Now that we have already understood the different types of CPF accounts that are available, we can dive into how these accounts receive their share of the CPF contribution. Individuals that earn more than $750 and above in monthly wages have their CPF contributions between different accounts in a process known as CPF allocation.
The CPF allocation is designed such that more money is allocated to an individual’s ordinary account when they are young than the amount allocated to their Medisave account. This is because the young are energetic and have statistically fewer health problems than those in the old age bracket. The youth also focus more on securing funds for things like housing.

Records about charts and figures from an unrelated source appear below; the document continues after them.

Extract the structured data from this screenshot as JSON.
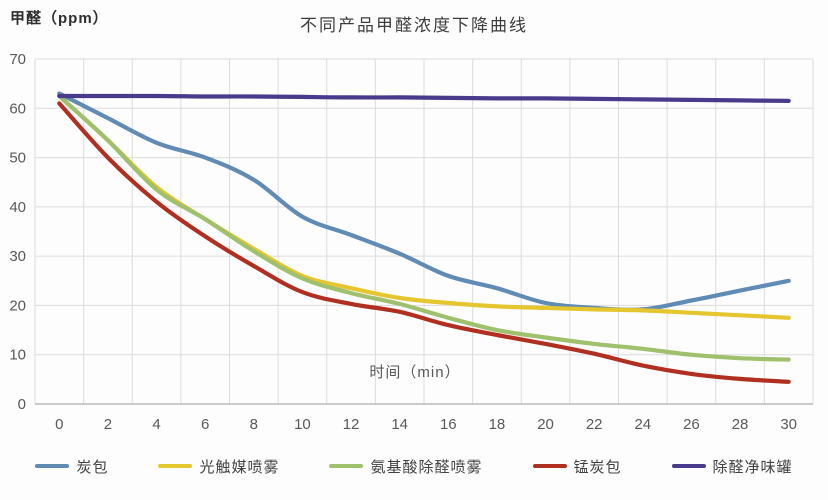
{
  "chart_data": {
    "type": "line",
    "title": "不同产品甲醛浓度下降曲线",
    "ylabel": "甲醛（ppm）",
    "xlabel": "时间（min）",
    "grid": true,
    "legend_position": "bottom",
    "ylim": [
      0,
      70
    ],
    "yticks": [
      0,
      10,
      20,
      30,
      40,
      50,
      60,
      70
    ],
    "x": [
      0,
      2,
      4,
      6,
      8,
      10,
      12,
      14,
      16,
      18,
      20,
      22,
      24,
      26,
      28,
      30
    ],
    "series": [
      {
        "name": "炭包",
        "color": "#5f8bb4",
        "values": [
          63,
          58,
          53,
          50,
          45.5,
          38,
          34.3,
          30.5,
          26,
          23.5,
          20.5,
          19.5,
          19.2,
          21,
          23,
          25
        ]
      },
      {
        "name": "光触媒喷雾",
        "color": "#e6c62e",
        "values": [
          62.5,
          53.5,
          44,
          37.5,
          31.5,
          26,
          23.5,
          21.5,
          20.5,
          19.8,
          19.5,
          19.2,
          19,
          18.5,
          18,
          17.5
        ]
      },
      {
        "name": "氨基酸除醛喷雾",
        "color": "#9fc06c",
        "values": [
          62.5,
          53.5,
          43.5,
          37.5,
          31,
          25.5,
          22.5,
          20.3,
          17.5,
          15,
          13.5,
          12.2,
          11.2,
          10,
          9.3,
          9
        ]
      },
      {
        "name": "锰炭包",
        "color": "#b02f20",
        "values": [
          61,
          50,
          41,
          34,
          28,
          22.7,
          20.3,
          18.7,
          16,
          14,
          12.2,
          10.2,
          7.8,
          6.1,
          5.1,
          4.5
        ]
      },
      {
        "name": "除醛净味罐",
        "color": "#4a3a8c",
        "values": [
          62.5,
          62.5,
          62.5,
          62.4,
          62.4,
          62.3,
          62.2,
          62.2,
          62.1,
          62,
          62,
          61.9,
          61.8,
          61.7,
          61.6,
          61.5
        ]
      }
    ]
  }
}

However, things start to change as one gets older and more money is allocated to the special account in preparation for retirement and also into the employee’s Medisave account in preparation for healthcare needs. The contributions for the Ordinary account and the Special account decline drastically when an individual reaches 55-years-old. The contributions for the Medisave account remain high because people are likely to have more medical needs at old age.
Although the CPF contributions are mandatory for the employed, it is best to view them as an opportunity to manage one’s income more efficiently. Additionally, Singapore residents get to use the money saved in their CPF accounts for various purposes such as buying a home, investing and catering to their medical expenses. The system is therefore designed to make life easier for Singapore citizens.